India and EU Set to Offer Reciprocal MFN Treatment in Proposed Trade Agreement (Image Courtesy: Reuters)
New Delhi: Many important things have come to light after the draft of the proposed free trade agreement between India and the European Union became public. Both sides will give each other 'Most Favored Nation' status for five years from the date of implementation of the agreement. This will bring stability to business rules and give a clear signal to companies that policies will not change suddenly in the coming years.
This status means that for the next five years, India and the EU will not give any third country superior tariff benefits that are not available to each other. That means the concessions decided between the two will remain a priority. This will give confidence to the businessmen and the balance of competition will be maintained.

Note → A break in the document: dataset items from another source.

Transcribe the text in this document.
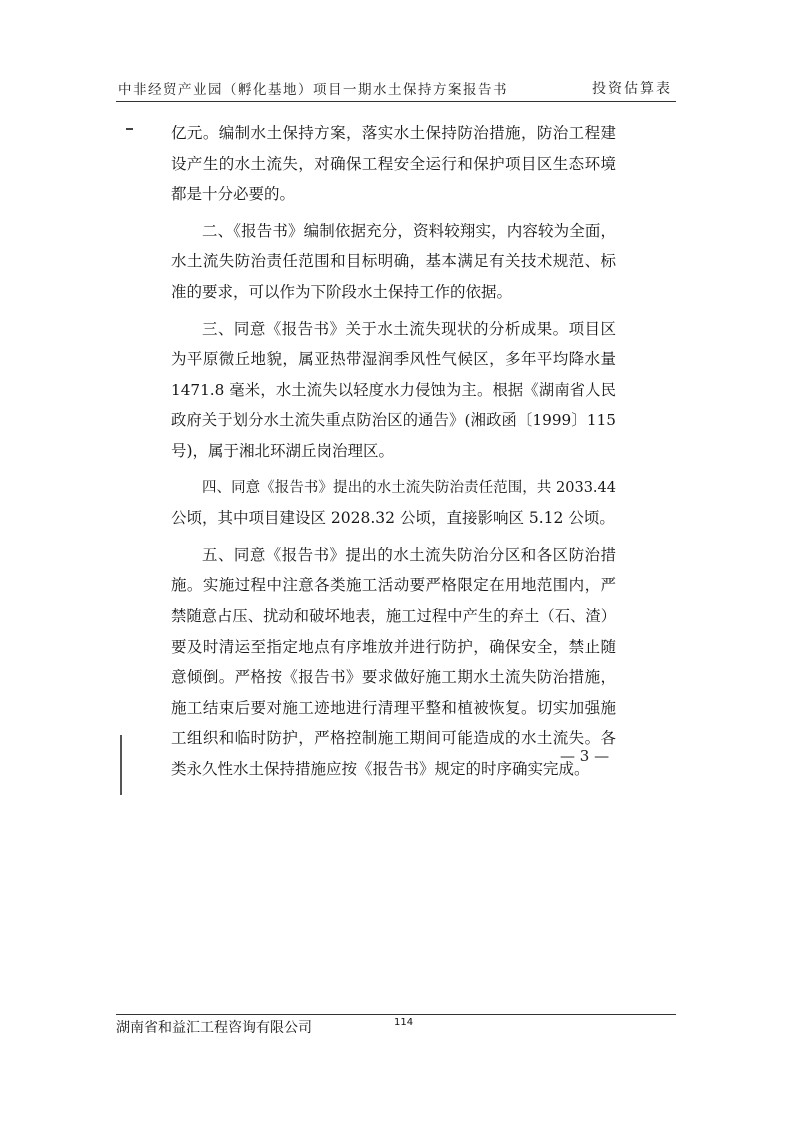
中非经贸产业园（孵化基地）项目一期水土保持方案报告书	投资估算表
亿元。编制水土保持方案，落实水土保持防治措施，防治工程建
设产生的水土流失，对确保工程安全运行和保护项目区生态环境
都是十分必要的。
二、《报告书》编制依据充分，资料较翔实，内容较为全面，
水土流失防治责任范围和目标明确，基本满足有关技术规范、标
准的要求，可以作为下阶段水土保持工作的依据。
三、同意《报告书》关于水土流失现状的分析成果。项目区
为平原微丘地貌，属亚热带湿润季风性气候区，多年平均降水量
1471.8 毫米，水土流失以轻度水力侵蚀为主。根据《湖南省人民
政府关于划分水土流失重点防治区的通告》(湘政函〔1999〕115
号)，属于湘北环湖丘岗治理区。
四、同意《报告书》提出的水土流失防治责任范围，共 2033.44
公顷，其中项目建设区 2028.32 公顷，直接影响区 5.12 公顷。
五、同意《报告书》提出的水土流失防治分区和各区防治措
施。实施过程中注意各类施工活动要严格限定在用地范围内，严
禁随意占压、扰动和破坏地表，施工过程中产生的弃土（石、渣）
要及时清运至指定地点有序堆放并进行防护，确保安全，禁止随
意倾倒。严格按《报告书》要求做好施工期水土流失防治措施，
施工结束后要对施工迹地进行清理平整和植被恢复。切实加强施
工组织和临时防护，严格控制施工期间可能造成的水土流失。各
类永久性水土保持措施应按《报告书》规定的时序确实完成。
— 3 —
湖南省和益汇工程咨询有限公司	114
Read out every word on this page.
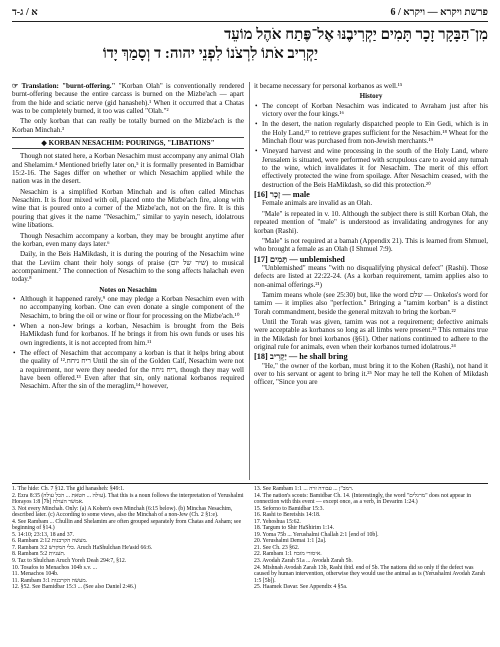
א / ג-ד	6 / פרשת ויקרא — ויקרא
מִן־הַבָּקָר זָכָר תָּמִים יַקְרִיבֶנּוּ אֶל־פֶּתַח אֹהֶל מוֹעֵד
יַקְרִיב אֹתוֹ לִרְצֹנוֹ לִפְנֵי יהוה: ד וְסָמַךְ יָדוֹ
☞ Translation: "burnt-offering." "Korban Olah" is conventionally rendered burnt-offering because the entire carcass is burned on the Mizbe'ach — apart from the hide and sciatic nerve (gid hanasheh).¹ When it occurred that a Chatas was to be completely burned, it too was called "Olah."²
The only korban that can really be totally burned on the Mizbe'ach is the Korban Minchah.³
◆ KORBAN NESACHIM: POURINGS, "LIBATIONS"
Though not stated here, a Korban Nesachim must accompany any animal Olah and Shelamim.⁴ Mentioned briefly later on,⁵ it is formally presented in Bamidbar 15:2-16. The Sages differ on whether or which Nesachim applied while the nation was in the desert.
Nesachim is a simplified Korban Minchah and is often called Minchas Nesachim. It is flour mixed with oil, placed onto the Mizbe'ach fire, along with wine that is poured onto a corner of the Mizbe'ach, not on the fire. It is this pouring that gives it the name "Nesachim," similar to yayin nesech, idolatrous wine libations.
Though Nesachim accompany a korban, they may be brought anytime after the korban, even many days later.⁶
Daily, in the Beis HaMikdash, it is during the pouring of the Nesachim wine that the Leviim chant their holy songs of praise (שיר של יום) to musical accompaniment.⁷ The connection of Nesachim to the song affects halachah even today.⁸
Notes on Nesachim
• Although it happened rarely,⁹ one may pledge a Korban Nesachim even with no accompanying korban. One can even donate a single component of the Nesachim, to bring the oil or wine or flour for processing on the Mizbe'ach.¹⁰
• When a non-Jew brings a korban, Nesachim is brought from the Beis HaMikdash fund for korbanos. If he brings it from his own funds or uses his own ingredients, it is not accepted from him.¹¹
• The effect of Nesachim that accompany a korban is that it helps bring about the quality of ריח ניחח.¹² Until the sin of the Golden Calf, Nesachim were not a requirement, nor were they needed for the ריח ניחח, though they may well have been offered.¹³ Even after that sin, only national korbanos required Nesachim. After the sin of the meraglim,¹⁴ however,
it became necessary for personal korbanos as well.¹⁵
History
• The concept of Korban Nesachim was indicated to Avraham just after his victory over the four kings.¹⁶
• In the desert, the nation regularly dispatched people to Ein Gedi, which is in the Holy Land,¹⁷ to retrieve grapes sufficient for the Nesachim.¹⁸ Wheat for the Minchah flour was purchased from non-Jewish merchants.¹⁹
• Vineyard harvest and wine processing in the south of the Holy Land, where Jerusalem is situated, were performed with scrupulous care to avoid any tumah to the wine, which invalidates it for Nesachim. The merit of this effort effectively protected the wine from spoilage. After Nesachim ceased, with the destruction of the Beis HaMikdash, so did this protection.²⁰
[16] זָכָר — male
Female animals are invalid as an Olah.
"Male" is repeated in v. 10. Although the subject there is still Korban Olah, the repeated mention of "male" is understood as invalidating androgynes for any korban (Rashi).
"Male" is not required at a bamah (Appendix 21). This is learned from Shmuel, who brought a female as an Olah (I Shmuel 7:9).
[17] תָּמִים — unblemished
"Unblemished" means "with no disqualifying physical defect" (Rashi). Those defects are listed at 22:22-24. (As a korban requirement, tamim applies also to non-animal offerings.²¹)
Tamim means whole (see 25:30) but, like the word שלם — Onkelos's word for tamim — it implies also "perfection." Bringing a "tamim korban" is a distinct Torah commandment, beside the general mitzvah to bring the korban.²²
Until the Torah was given, tamim was not a requirement; defective animals were acceptable as korbanos so long as all limbs were present.²³ This remains true in the Mikdash for bnei korbanos (§61). Other nations continued to adhere to the original rule for animals, even when their korbanos turned idolatrous.²⁴
[18] יַקְרִיב — he shall bring
"He," the owner of the korban, must bring it to the Kohen (Rashi), not hand it over to his servant or agent to bring it.²⁵ Nor may he tell the Kohen of Mikdash officer, "Since you are
1. The hide: Ch. 7 §12. The gid hanasheh: §49:1.
2. Ezra 8:35 (עולה ... חטאת ... הכל עולה). That this is a noun follows the interpretation of Yerushalmi Horayos 1:8 [7b] אמשר העולה.
3. Not every Minchah. Only: (a) A Kohen's own Minchah (6:15 below). (b) Minchas Nesachim, described later. (c) According to some views, also the Minchah of a non-Jew (Ch. 2 §1:e).
4. See Rambam ... Chullin and Shelamim are often grouped separately from Chatas and Asham; see beginning of §14.)
5. 14:10; 23:13, 18 and 37.
6. Rambam מעשה הקרבנות 2:12.
7. Rambam כלי המקדש 3:2. Aruch HaShulchan He'asid 66:6.
8. Rambam תעניות 5:2.
9. Taz to Shulchan Aruch Yoreh Deah 294:7, §12.
10. Tosafos to Menachos 104b s.v. ...
11. Menachos 104b.
11. Rambam מעשה הקרבנות 3:1.
12. §52. See Bamidbar 15:3 ... (See also Daniel 2:46.)
13. See Rambam 1:1 ... רמב"ן ... עבודה זרה.
14. The nation's scouts: Bamidbar Ch. 14. (Interestingly, the word "מרגלים" does not appear in connection with this event — except once, as a verb, in Devarim 1:24.)
15. Seforno to Bamidbar 15:3.
16. Rashi to Bereishis 14:18.
17. Yehoshua 15:62.
18. Targum to Shir HaShirim 1:14.
19. Yoma 75b ... Yerushalmi Challah 2:1 [end of 10b].
20. Yerushalmi Demai 1:1 [2a].
21. See Ch. 23 §62.
22. Rambam איסורי מזבח 1:1.
23. Avodah Zarah 51a ... Avodah Zarah 5b.
24. Mishnah Avodah Zarah 13b, Rashi ibid. end of 5b. The nations did so only if the defect was caused by human intervention, otherwise they would use the animal as is (Yerushalmi Avodah Zarah 1:5 [5b]).
25. Haamek Davar. See Appendix 4 §5a.
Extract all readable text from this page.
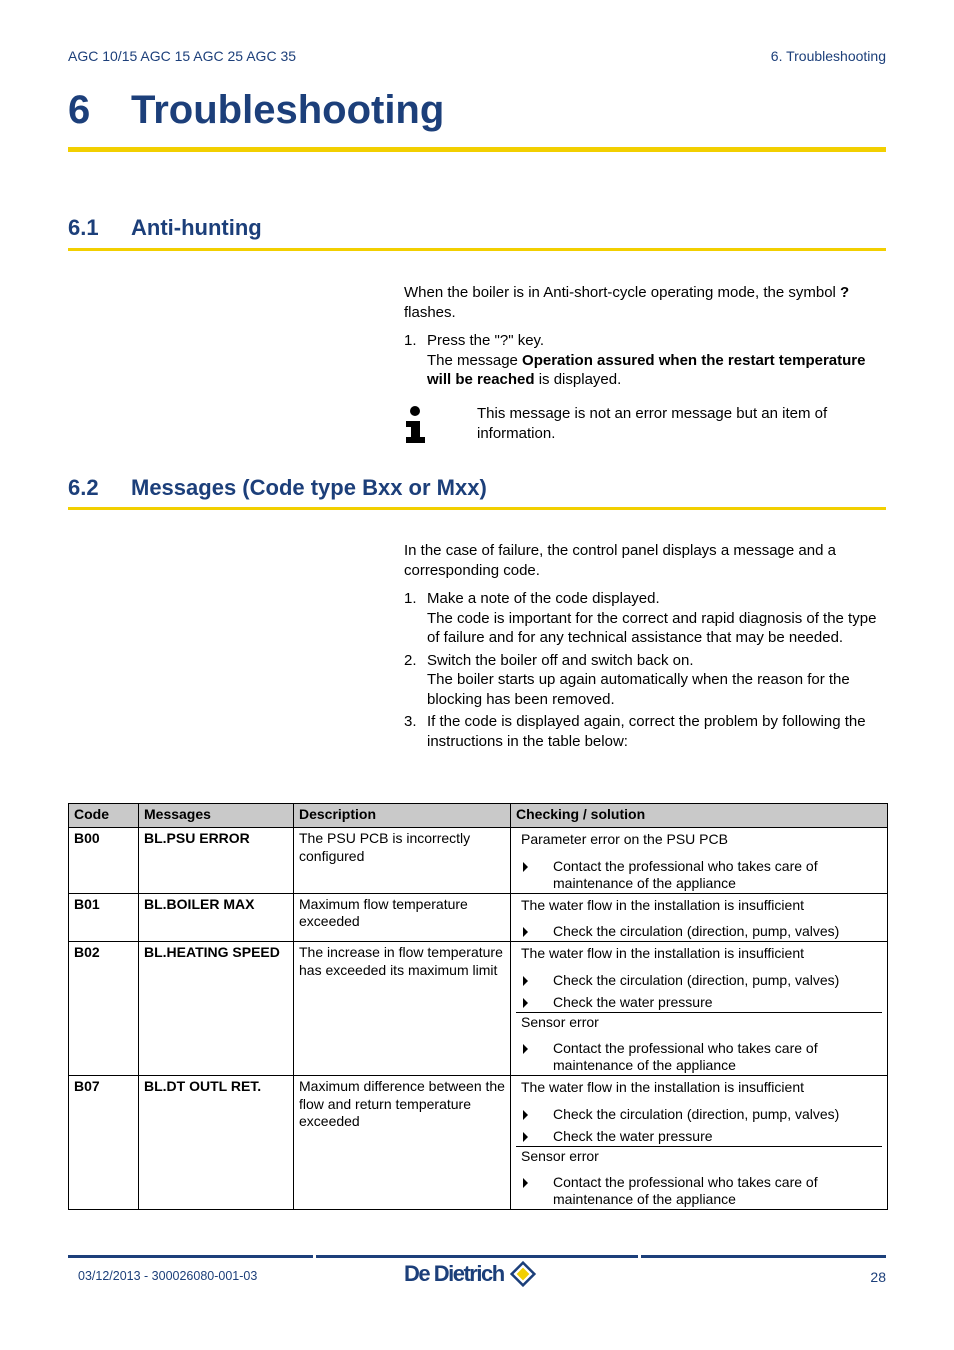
AGC 10/15 AGC 15 AGC 25 AGC 35	6. Troubleshooting
6 Troubleshooting
6.1 Anti-hunting
When the boiler is in Anti-short-cycle operating mode, the symbol ? flashes.
1. Press the "?" key.
The message Operation assured when the restart temperature will be reached is displayed.
This message is not an error message but an item of information.
6.2 Messages (Code type Bxx or Mxx)
In the case of failure, the control panel displays a message and a corresponding code.
1. Make a note of the code displayed.
The code is important for the correct and rapid diagnosis of the type of failure and for any technical assistance that may be needed.
2. Switch the boiler off and switch back on.
The boiler starts up again automatically when the reason for the blocking has been removed.
3. If the code is displayed again, correct the problem by following the instructions in the table below:
Code	Messages	Description	Checking / solution
B00	BL.PSU ERROR	The PSU PCB is incorrectly configured	Parameter error on the PSU PCB
Contact the professional who takes care of maintenance of the appliance

B01	BL.BOILER MAX	Maximum flow temperature exceeded	The water flow in the installation is insufficient
Check the circulation (direction, pump, valves)

B02	BL.HEATING SPEED	The increase in flow temperature has exceeded its maximum limit	The water flow in the installation is insufficient
Check the circulation (direction, pump, valves)
Check the water pressure
Sensor error
Contact the professional who takes care of maintenance of the appliance

B07	BL.DT OUTL RET.	Maximum difference between the flow and return temperature exceeded	The water flow in the installation is insufficient
Check the circulation (direction, pump, valves)
Check the water pressure
Sensor error
Contact the professional who takes care of maintenance of the appliance
03/12/2013 - 300026080-001-03	De Dietrich	28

The agreement has already been called the “Mother of All Deals”. Under this, about 93 percent of India's exports will be able to enter the European Union of 27 countries without duty. This will have a direct impact on sectors like textiles, pharma, engineering and agricultural products.
On the other hand, goods like luxury cars and wine coming from Europe may also become cheaper in India. That means consumers on both sides will also benefit.
An addendum has been added to the draft, under which there will be a system of arbitration to resolve any dispute. The arbitrator chosen with the consent of both parties will be able to find a solution through an expedited process. This will avoid long legal battles.
Both sides have decided that no new import or export restrictions will be imposed outside the WTO rules. Besides, it has also been agreed to increase cooperation in the field of digital trade so that barriers related to online transactions and data are reduced.
Rules related to food safety and plant health will be brought in line with WTO standards. Certification and audit processes will be simplified. Custom cooperation will increase and measures will be taken to speed up clearance of goods.
The two sides will share annual import data one year after the agreement comes into force to monitor how the concessions are being utilized.
The European Union is currently India's largest trading partner. Goods trade between the two has reached $135 billion in the financial year 2023-24. In such a situation, this agreement is not limited to just reducing tariffs but is considered to decide the direction of trade relations in the coming years.
Overall, this move is an attempt to bring the two economies closer. Now the focus will be on when the agreement is formally implemented and after that how much change is seen at the ground level.